As the purpose of the literature review was to explore the prescribing of activities in natural environments, papers describing the New Zealand concept of a “green prescription” and papers describing the European concepts of green prescriptions and nature-based or ecotherapy interventions were relevant, while papers on the German “green prescription” were not. An entity linker would enhance a literature review of this kind, by expediting the uncovering of associated terms such as “nature-based intervention” while discarding unrelated papers, such as those using the term “green prescription” to describe the prescribing of supplementary medication.

Entity linkers have great potential aligning the different ways in which a term is discussed across disciplines, by removing ambiguity. Harnessing this capacity to search for references to the entity in question, discarding references to unrelated entities and including references which use different terminology, we may begin to bridge the divides between a thousand cultures or disciplines.

 

References

Anderson, Y. C., Taylor, G. M., Grant, C. C., Fulton, R. B. & Hofman, P. L. (2015) The green prescription active families programme in Taranaki, New Zealand 2007–2009: Did it reach children in need? Journal of Primary Health Care, 7(3), 192-197.

Barton, J., Sandercock, G., Pretty, J. & Wood, C. (2015) The effect of playground- and nature-based playtime interventions on physical activity and self-esteem in UK school children. International Journal of Environmental Health Research, 25(2), 196-206.

Bibby, P., Wild, A. & Bodell, S. (2013) The benefits of ecotherapy interventions on mental health conditions. British Journal of Occupational Therapy, 76, 47-47.

Deleuze, G. & Guatarri, F. (1987) A Thousand Plateus: Capitalism and Schizophrenia. (2ndEdn) University of Minnesota Press

Heyde, I., Böschen, D., Dicheva, S., Hinrichs, A. & Peters, H. (2014) Folic acid on green prescription: When adjunctive therapy is reimbursed. Deutsche Apotheker Zeitung, 154(19), 36-38.

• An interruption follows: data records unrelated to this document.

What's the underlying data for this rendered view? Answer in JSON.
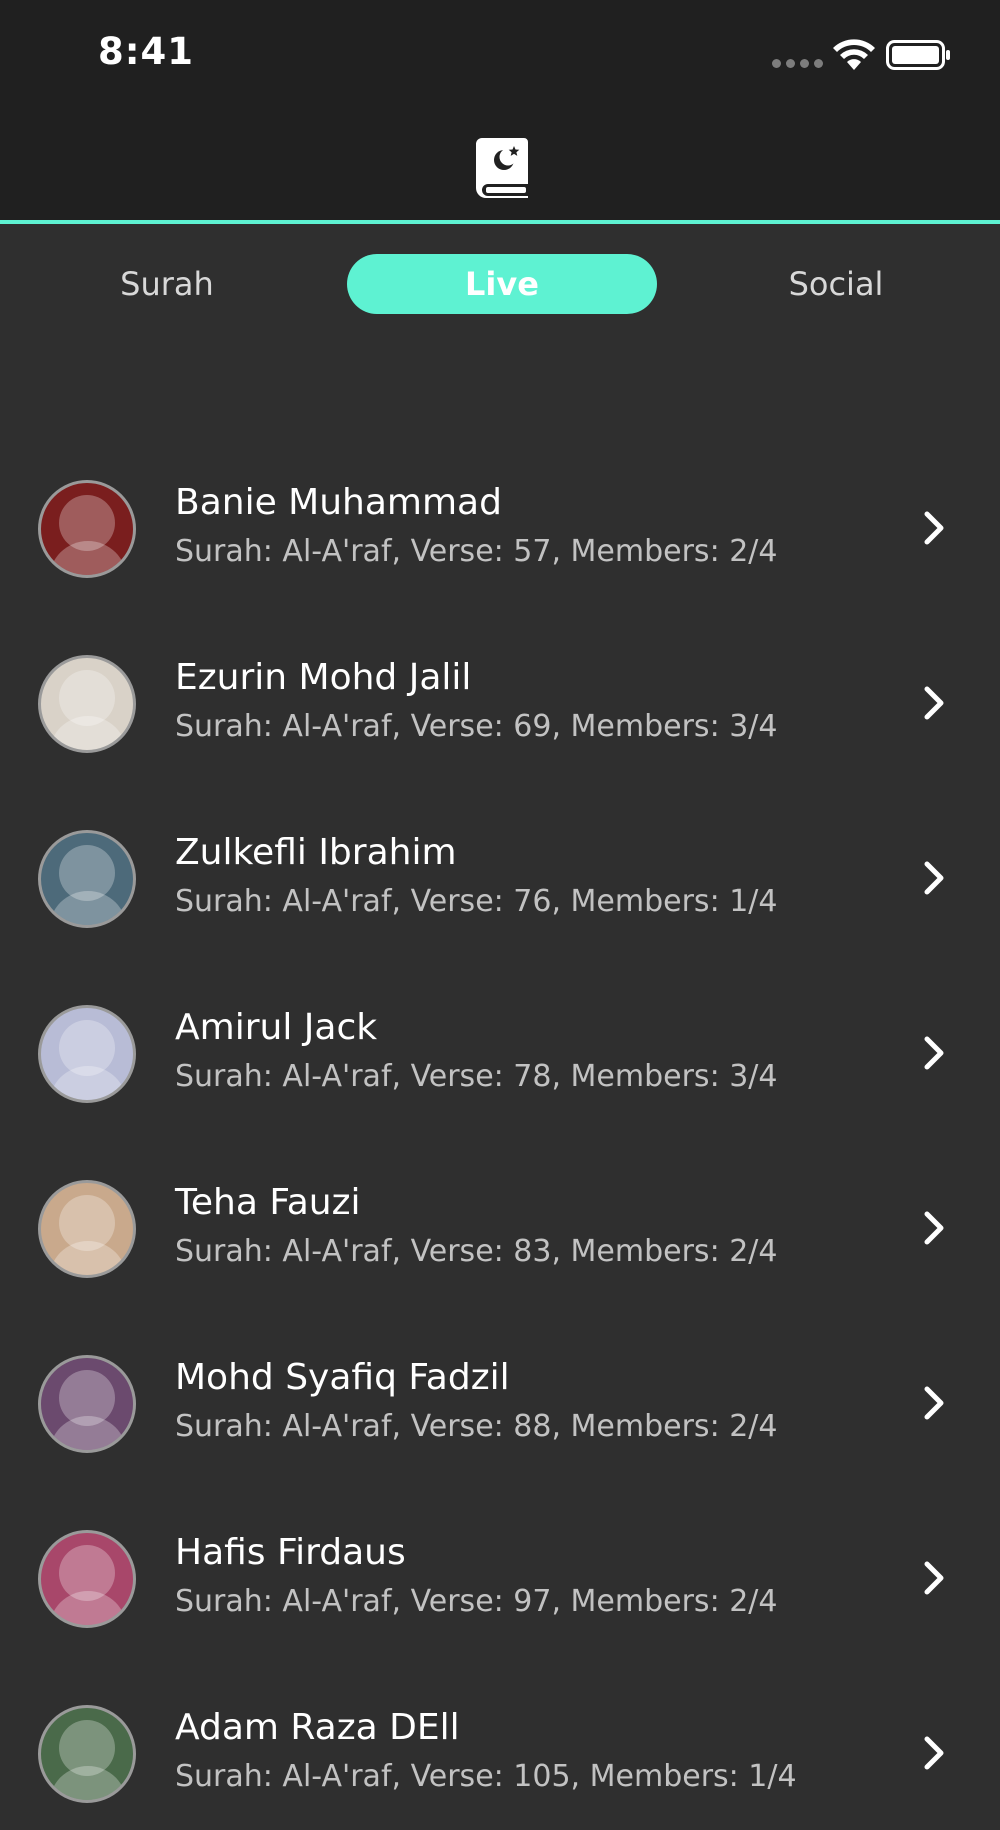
{
  "status_bar": {
    "time": "8:41"
  },
  "header": {
    "logo_icon": "quran-book-icon",
    "accent_color": "#5ef2d2"
  },
  "tabs": [
    {
      "label": "Surah",
      "active": false
    },
    {
      "label": "Live",
      "active": true
    },
    {
      "label": "Social",
      "active": false
    }
  ],
  "live_sessions": [
    {
      "name": "Banie Muhammad",
      "detail": "Surah: Al-A'raf, Verse: 57, Members: 2/4",
      "avatar_color": "#7a1e1e"
    },
    {
      "name": "Ezurin Mohd Jalil",
      "detail": "Surah: Al-A'raf, Verse: 69, Members: 3/4",
      "avatar_color": "#d9d2c8"
    },
    {
      "name": "Zulkefli Ibrahim",
      "detail": "Surah: Al-A'raf, Verse: 76, Members: 1/4",
      "avatar_color": "#4d6a7a"
    },
    {
      "name": "Amirul Jack",
      "detail": "Surah: Al-A'raf, Verse: 78, Members: 3/4",
      "avatar_color": "#b8bcd6"
    },
    {
      "name": "Teha Fauzi",
      "detail": "Surah: Al-A'raf, Verse: 83, Members: 2/4",
      "avatar_color": "#c9a98c"
    },
    {
      "name": "Mohd Syafiq Fadzil",
      "detail": "Surah: Al-A'raf, Verse: 88, Members: 2/4",
      "avatar_color": "#6b4a6e"
    },
    {
      "name": "Hafis Firdaus",
      "detail": "Surah: Al-A'raf, Verse: 97, Members: 2/4",
      "avatar_color": "#a8476a"
    },
    {
      "name": "Adam Raza DEll",
      "detail": "Surah: Al-A'raf, Verse: 105, Members: 1/4",
      "avatar_color": "#4a6a4a"
    }
  ]
}
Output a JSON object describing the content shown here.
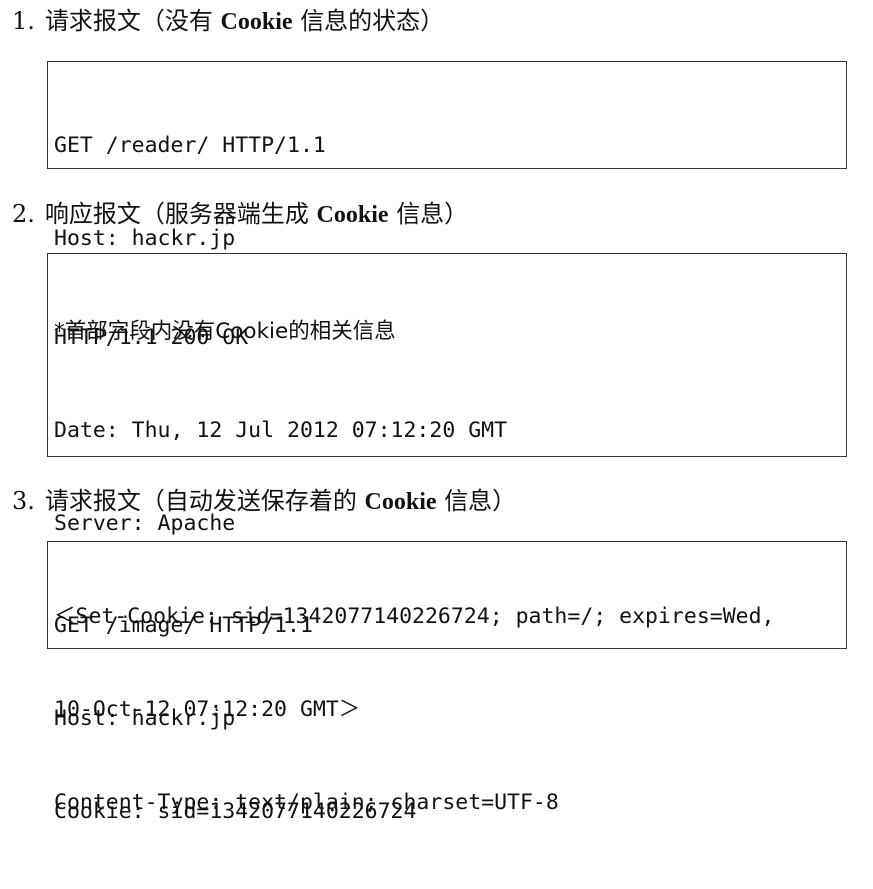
{
  "steps": [
    {
      "number": "1.",
      "title_before": "请求报文（没有",
      "title_bold": "Cookie",
      "title_after": "信息的状态）",
      "lines": [
        "GET /reader/ HTTP/1.1",
        "Host: hackr.jp",
        "*首部字段内没有Cookie的相关信息"
      ]
    },
    {
      "number": "2.",
      "title_before": "响应报文（服务器端生成",
      "title_bold": "Cookie",
      "title_after": "信息）",
      "lines": [
        "HTTP/1.1 200 OK",
        "Date: Thu, 12 Jul 2012 07:12:20 GMT",
        "Server: Apache",
        "＜Set-Cookie: sid=1342077140226724; path=/; expires=Wed,",
        "10-Oct-12 07:12:20 GMT＞",
        "Content-Type: text/plain; charset=UTF-8"
      ]
    },
    {
      "number": "3.",
      "title_before": "请求报文（自动发送保存着的",
      "title_bold": "Cookie",
      "title_after": "信息）",
      "lines": [
        "GET /image/ HTTP/1.1",
        "Host: hackr.jp",
        "Cookie: sid=1342077140226724"
      ]
    }
  ]
}
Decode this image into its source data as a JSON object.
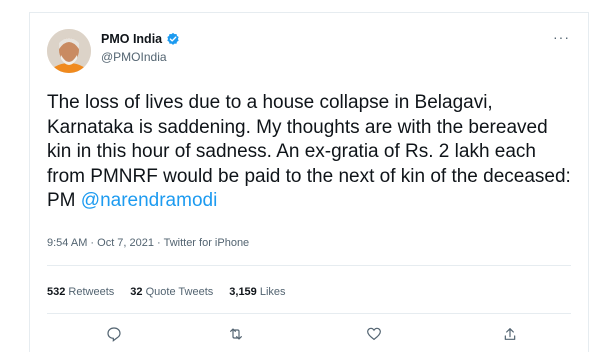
{
  "tweet": {
    "display_name": "PMO India",
    "handle": "@PMOIndia",
    "more_label": "···",
    "text_before_mention": "The loss of lives due to a house collapse in Belagavi, Karnataka is saddening. My thoughts are with the bereaved kin in this hour of sadness. An ex-gratia of Rs. 2 lakh each from PMNRF would be paid to the next of kin of the deceased: PM ",
    "mention": "@narendramodi",
    "meta": "9:54 AM · Oct 7, 2021 · Twitter for iPhone"
  },
  "stats": {
    "retweets_count": "532",
    "retweets_label": "Retweets",
    "quotes_count": "32",
    "quotes_label": "Quote Tweets",
    "likes_count": "3,159",
    "likes_label": "Likes"
  },
  "colors": {
    "verified": "#1d9bf0",
    "link": "#1d9bf0",
    "secondary_text": "#536471",
    "divider": "#e6ecf0"
  },
  "icons": [
    "verified-badge-icon",
    "more-icon",
    "reply-icon",
    "retweet-icon",
    "like-icon",
    "share-icon"
  ]
}
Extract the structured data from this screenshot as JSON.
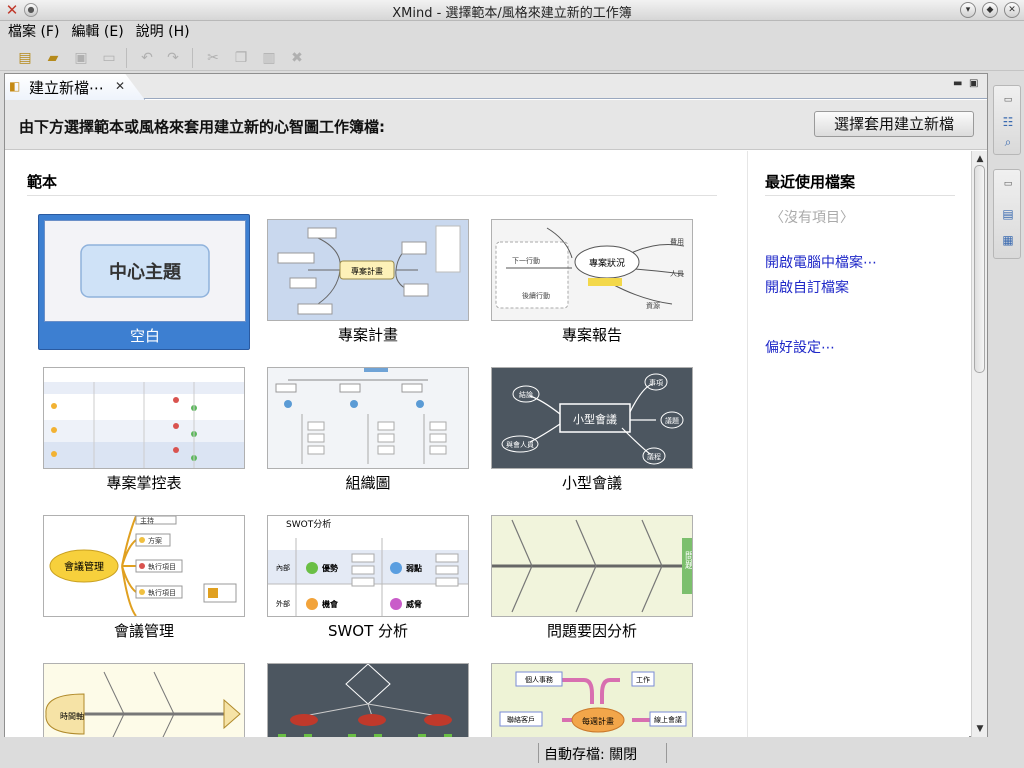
{
  "window": {
    "title": "XMind - 選擇範本/風格來建立新的工作簿"
  },
  "menu": [
    {
      "label": "檔案 (F)"
    },
    {
      "label": "編輯 (E)"
    },
    {
      "label": "說明 (H)"
    }
  ],
  "toolbar": {
    "icons": [
      "new-workbook-icon",
      "open-folder-icon",
      "save-icon",
      "print-icon",
      "undo-icon",
      "redo-icon",
      "cut-icon",
      "copy-icon",
      "paste-icon",
      "delete-icon"
    ]
  },
  "tab": {
    "label": "建立新檔⋯"
  },
  "header": {
    "description": "由下方選擇範本或風格來套用建立新的心智圖工作簿檔:",
    "create_button": "選擇套用建立新檔"
  },
  "templates": {
    "section_title": "範本",
    "items": [
      {
        "label": "空白",
        "selected": true,
        "thumb_text": "中心主題"
      },
      {
        "label": "專案計畫"
      },
      {
        "label": "專案報告"
      },
      {
        "label": "專案掌控表"
      },
      {
        "label": "組織圖"
      },
      {
        "label": "小型會議"
      },
      {
        "label": "會議管理"
      },
      {
        "label": "SWOT 分析"
      },
      {
        "label": "問題要因分析"
      },
      {
        "label": ""
      },
      {
        "label": ""
      },
      {
        "label": ""
      }
    ],
    "thumb_texts": {
      "project_plan_center": "專案計畫",
      "project_report_center": "專案狀況",
      "project_report_nodes": [
        "下一行動",
        "費用",
        "人員",
        "資源",
        "後續行動"
      ],
      "small_meeting_center": "小型會議",
      "small_meeting_nodes": [
        "結論",
        "事項",
        "議題",
        "議程",
        "與會人員"
      ],
      "meeting_center": "會議管理",
      "meeting_nodes": [
        "主持",
        "方案",
        "執行項目",
        "執行項目"
      ],
      "swot_title": "SWOT分析",
      "swot_cells": [
        "優勢",
        "弱點",
        "機會",
        "威脅",
        "內部",
        "外部"
      ],
      "cause_effect_head": "問題",
      "timeline_head": "時間軸",
      "weekly_center": "每週計畫",
      "weekly_nodes": [
        "個人事務",
        "工作",
        "聯絡客戶",
        "線上會議"
      ]
    }
  },
  "recent": {
    "title": "最近使用檔案",
    "none": "〈沒有項目〉",
    "links": [
      "開啟電腦中檔案⋯",
      "開啟自訂檔案"
    ],
    "preferences": "偏好設定⋯"
  },
  "status": {
    "autosave": "自動存檔: 關閉"
  }
}
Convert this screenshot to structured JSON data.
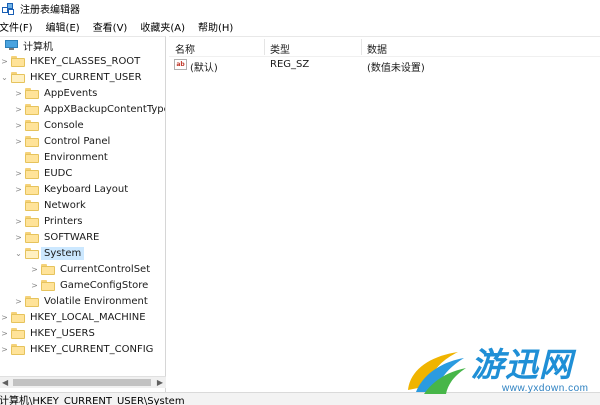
{
  "window": {
    "title": "注册表编辑器"
  },
  "menu": [
    "文件(F)",
    "编辑(E)",
    "查看(V)",
    "收藏夹(A)",
    "帮助(H)"
  ],
  "tree": {
    "root": "计算机",
    "hives": [
      {
        "label": "HKEY_CLASSES_ROOT"
      },
      {
        "label": "HKEY_CURRENT_USER"
      },
      {
        "label": "HKEY_LOCAL_MACHINE"
      },
      {
        "label": "HKEY_USERS"
      },
      {
        "label": "HKEY_CURRENT_CONFIG"
      }
    ],
    "hkcu_children": [
      "AppEvents",
      "AppXBackupContentType",
      "Console",
      "Control Panel",
      "Environment",
      "EUDC",
      "Keyboard Layout",
      "Network",
      "Printers",
      "SOFTWARE",
      "System",
      "Volatile Environment"
    ],
    "system_children": [
      "CurrentControlSet",
      "GameConfigStore"
    ],
    "selected": "System"
  },
  "list": {
    "headers": {
      "name": "名称",
      "type": "类型",
      "data": "数据"
    },
    "rows": [
      {
        "icon": "ab",
        "name": "(默认)",
        "type": "REG_SZ",
        "data": "(数值未设置)"
      }
    ]
  },
  "status": {
    "path": "计算机\\HKEY_CURRENT_USER\\System"
  },
  "watermark": {
    "brand": "游迅网",
    "url": "www.yxdown.com"
  },
  "colors": {
    "selection": "#cce8ff",
    "folder": "#ffe399",
    "brand": "#1f8fd6"
  }
}
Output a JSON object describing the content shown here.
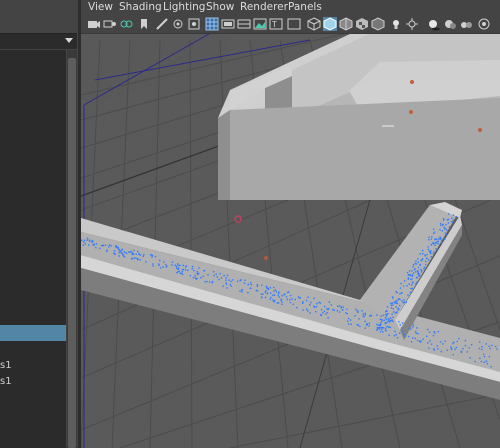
{
  "menubar": {
    "items": [
      "View",
      "Shading",
      "Lighting",
      "Show",
      "Renderer",
      "Panels"
    ]
  },
  "toolbar": {
    "icons": [
      "camera-icon",
      "bookmark-icon",
      "grid-icon",
      "wireframe-icon",
      "smooth-shade-icon",
      "textured-icon",
      "lighting-icon",
      "shadow-icon",
      "xray-icon",
      "isolate-icon",
      "snapshot-icon",
      "light-icon",
      "hud-icon"
    ]
  },
  "outliner": {
    "rows": [
      {
        "label": "s1"
      },
      {
        "label": "s1"
      }
    ]
  },
  "colors": {
    "panel_bg": "#444444",
    "list_bg": "#2b2b2b",
    "selection": "#5285a6",
    "grid_bg": "#5a5a5a",
    "particles": "#2f7bff"
  }
}
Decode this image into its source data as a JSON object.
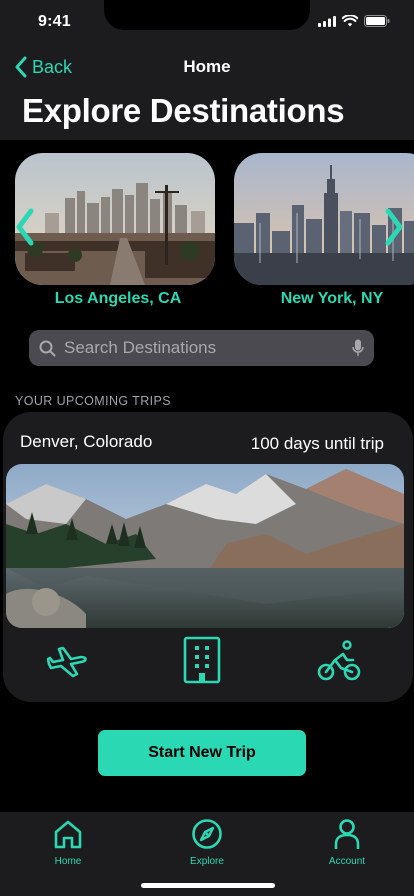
{
  "status": {
    "time": "9:41"
  },
  "nav": {
    "back_label": "Back",
    "title": "Home"
  },
  "page": {
    "title": "Explore Destinations"
  },
  "carousel": {
    "items": [
      {
        "label": "Los Angeles, CA"
      },
      {
        "label": "New York, NY"
      }
    ]
  },
  "search": {
    "placeholder": "Search Destinations"
  },
  "trips": {
    "heading": "YOUR UPCOMING TRIPS",
    "city": "Denver, Colorado",
    "countdown": "100 days until trip"
  },
  "actions": {
    "start_label": "Start New Trip"
  },
  "tabs": [
    {
      "label": "Home",
      "icon": "home-icon"
    },
    {
      "label": "Explore",
      "icon": "compass-icon"
    },
    {
      "label": "Account",
      "icon": "person-icon"
    }
  ],
  "colors": {
    "accent": "#2ad8b4",
    "surface": "#1c1c1e",
    "background": "#000000"
  }
}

Kahn, J. (2011) The two (institutional) cultures: a consideration of structural barriers to interdisciplinarity. Perspect Biol Med.,54(3):399-408.

Snow, C.P. (1961) The Two Cultures and The Scientific Revolution. New York: Cambridge University Press

Van den Berg, A. E. (2017) From green space to green prescriptions: Challenges and opportunities for research and practice.Frontiers in Psychology, 8.